1. What is the right balance between capital formation and investor protection?
This is probably the most difficult question in front of policymakers, not just in Canada but everywhere. It inevitably leads to friction between industry and investor advocates because they believe they have opposing needs, which just isn’t true. I think part of the problem is that we’re so entrenched in talking about this issue as a “balance”. That approach inevitably leads to administrative overburden and red tape creation through constant regulatory stacking. We should instead be focusing on the complementary nature of capital formation and investor protection mandates toward their shared goal of economic growth. How do our capital formation policies improve investor protection and how do our investor protection policies result in capital formation? To use a biological analogy, we need to be evaluating these objectives from the perspective of mutualism instead of parasitism.
The theory behind this is that highly efficient capital formation markets will naturally generate investor protection because they create a competitive environment where the best companies will come to raise capital with the lowest amount of regulatory cost drag on their actual business objectives. At the same time, properly constructed investor protection regimes will guard the market from bad actors, which ultimately attracts good issuers seeking to raise capital because they’re sheltered from situations where investors lose faith or trust in the system and refuse to participate.

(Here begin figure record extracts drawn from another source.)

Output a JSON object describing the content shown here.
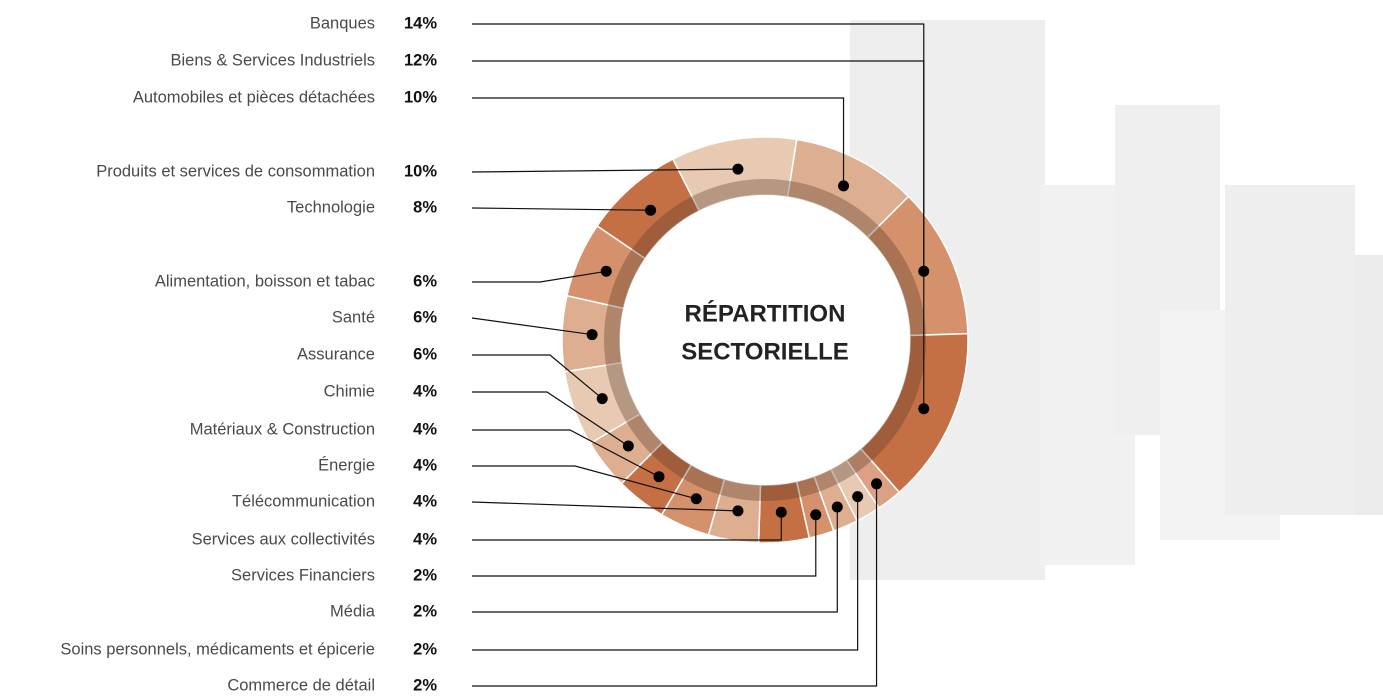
{
  "chart_data": {
    "type": "donut",
    "title": [
      "RÉPARTITION",
      "SECTORIELLE"
    ],
    "categories": [
      "Banques",
      "Biens & Services Industriels",
      "Automobiles et pièces détachées",
      "Produits et services de consommation",
      "Technologie",
      "Alimentation, boisson et tabac",
      "Santé",
      "Assurance",
      "Chimie",
      "Matériaux & Construction",
      "Énergie",
      "Télécommunication",
      "Services aux collectivités",
      "Services Financiers",
      "Média",
      "Soins personnels, médicaments et épicerie",
      "Commerce de détail"
    ],
    "values": [
      14,
      12,
      10,
      10,
      8,
      6,
      6,
      6,
      4,
      4,
      4,
      4,
      4,
      2,
      2,
      2,
      2
    ],
    "value_labels": [
      "14%",
      "12%",
      "10%",
      "10%",
      "8%",
      "6%",
      "6%",
      "6%",
      "4%",
      "4%",
      "4%",
      "4%",
      "4%",
      "2%",
      "2%",
      "2%",
      "2%"
    ],
    "colors": [
      "#c56f45",
      "#d4916b",
      "#deae91",
      "#e8c9b2",
      "#c56f45",
      "#d4916b",
      "#deae91",
      "#e8c9b2",
      "#deae91",
      "#c56f45",
      "#d4916b",
      "#deae91",
      "#c56f45",
      "#d4916b",
      "#deae91",
      "#e8c9b2",
      "#dca185"
    ]
  }
}
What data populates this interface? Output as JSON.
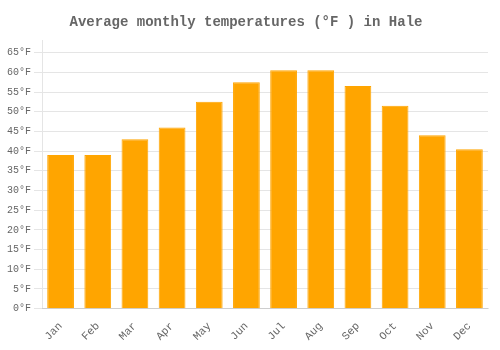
{
  "chart_data": {
    "type": "bar",
    "title": "Average monthly temperatures (°F ) in Hale",
    "categories": [
      "Jan",
      "Feb",
      "Mar",
      "Apr",
      "May",
      "Jun",
      "Jul",
      "Aug",
      "Sep",
      "Oct",
      "Nov",
      "Dec"
    ],
    "values": [
      39,
      39,
      43,
      46,
      52.5,
      57.5,
      60.5,
      60.5,
      56.5,
      51.5,
      44,
      40.5
    ],
    "color": "#FFA500",
    "ylim": [
      0,
      68
    ],
    "yticks": [
      {
        "value": 0,
        "label": "0°F"
      },
      {
        "value": 5,
        "label": "5°F"
      },
      {
        "value": 10,
        "label": "10°F"
      },
      {
        "value": 15,
        "label": "15°F"
      },
      {
        "value": 20,
        "label": "20°F"
      },
      {
        "value": 25,
        "label": "25°F"
      },
      {
        "value": 30,
        "label": "30°F"
      },
      {
        "value": 35,
        "label": "35°F"
      },
      {
        "value": 40,
        "label": "40°F"
      },
      {
        "value": 45,
        "label": "45°F"
      },
      {
        "value": 50,
        "label": "50°F"
      },
      {
        "value": 55,
        "label": "55°F"
      },
      {
        "value": 60,
        "label": "60°F"
      },
      {
        "value": 65,
        "label": "65°F"
      }
    ],
    "grid": true
  }
}
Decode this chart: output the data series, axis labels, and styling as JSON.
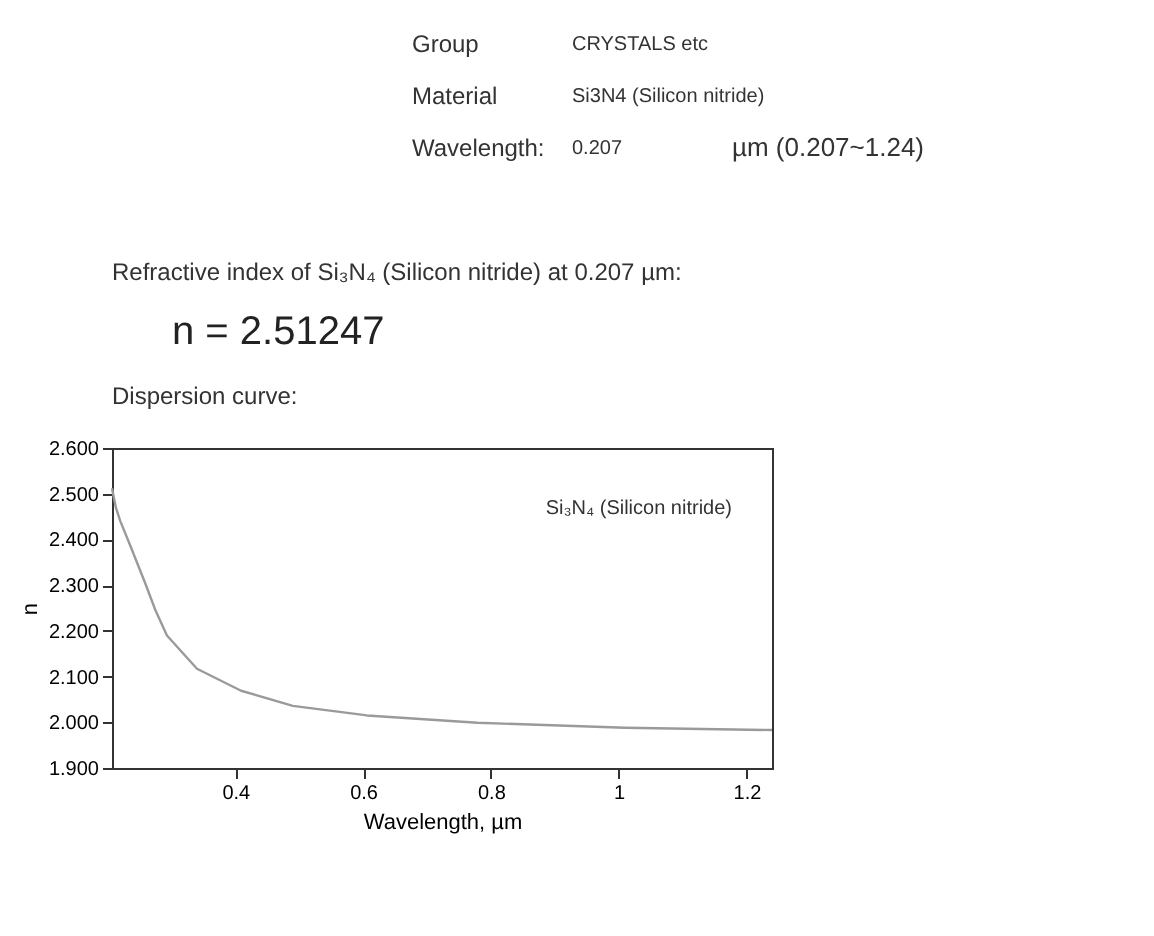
{
  "chart_data": {
    "type": "line",
    "title": "Dispersion curve:",
    "annotations": [
      "Group",
      "CRYSTALS etc",
      "Material",
      "Si3N4 (Silicon nitride)",
      "Wavelength:",
      "0.207",
      "µm  (0.207~1.24)",
      "Refractive index of Si₃N₄ (Silicon nitride) at 0.207 µm:",
      "n = 2.51247",
      "Si₃N₄ (Silicon nitride)"
    ],
    "xlabel": "Wavelength, µm",
    "ylabel": "n",
    "x": [
      0.207,
      0.213,
      0.22,
      0.236,
      0.259,
      0.275,
      0.293,
      0.34,
      0.409,
      0.49,
      0.606,
      0.779,
      1.01,
      1.24
    ],
    "series": [
      {
        "color": "#9a9a9a",
        "values": [
          2.512,
          2.47,
          2.44,
          2.385,
          2.304,
          2.245,
          2.19,
          2.117,
          2.069,
          2.036,
          2.015,
          1.999,
          1.988,
          1.983
        ]
      }
    ],
    "xlim": [
      0.207,
      1.24
    ],
    "xticks": [
      0.4,
      0.6,
      0.8,
      1,
      1.2
    ],
    "ylim": [
      1.9,
      2.6
    ],
    "yticks": [
      {
        "value": 1.9,
        "label": "1.900"
      },
      {
        "value": 2.0,
        "label": "2.000"
      },
      {
        "value": 2.1,
        "label": "2.100"
      },
      {
        "value": 2.2,
        "label": "2.200"
      },
      {
        "value": 2.3,
        "label": "2.300"
      },
      {
        "value": 2.4,
        "label": "2.400"
      },
      {
        "value": 2.5,
        "label": "2.500"
      },
      {
        "value": 2.6,
        "label": "2.600"
      }
    ],
    "grid": false,
    "marker": "none",
    "line_style": "solid"
  }
}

2. When is a company too big to be private and too small to be public?
A company is too big to be private if continuing to be private is detrimental to its success and a company is too small to be public if becoming public is detrimental to its success. I know this is a lazy answer, but the markets generally need to stop looking at “public” vs. “private” as fixed points on a linear scale. It will always come down to the nature of the enterprise itself and recognizing that “public” and “private” regimes are tools to create strength within the business rather than goalposts to be blindly pursued. Obviously, there are common themes that will influence each company’s decision: regulatory cost and burden, access to capital and market-determined liquidity all play into this decision, but it requires unique analysis for each enterprise. There are multi-billion dollar private companies and funds that won’t ever entertain going public because the cost-benefit analysis just doesn’t make sense for them or their investors. At the same time, there are million-dollar private companies that would be better served by entering public market environments to establish their market values and utilize market sentiment to fund future growth.
3. What affect do you see greater interest rates having on capital raising in the Private Markets?
I will leave it to financial analysts far smarter than I am to really dive into this question, but one area I’m very interested to see the impact is in private mortgage lending. Historically, private mortgage investment entities like MICS or lending trusts were very popular in the private markets because they offered a strong yield and relatively secured balance sheets to support those distributions. Unfortunately for them, the last 10 years of “free money” interest rates created an environment where they struggled to compete and were forced to lower their yields significantly or take on disproportionate risk by dealing with deep subprime borrowers or high loan-to-value ratios. With fixed-rate mortgage rates for prime borrowers now in around 6% per year, private mortgage lenders are again entering an economic environment where they can lend to near-prime and sub-prime borrowers at rates that create attractive yields for their investors. When you couple this with other regulatory impacts like the mortgage stress test that only applies to federally regulated lenders, I think we will see an environment where the risk-return profile of private mortgage investment entities become very attractive again.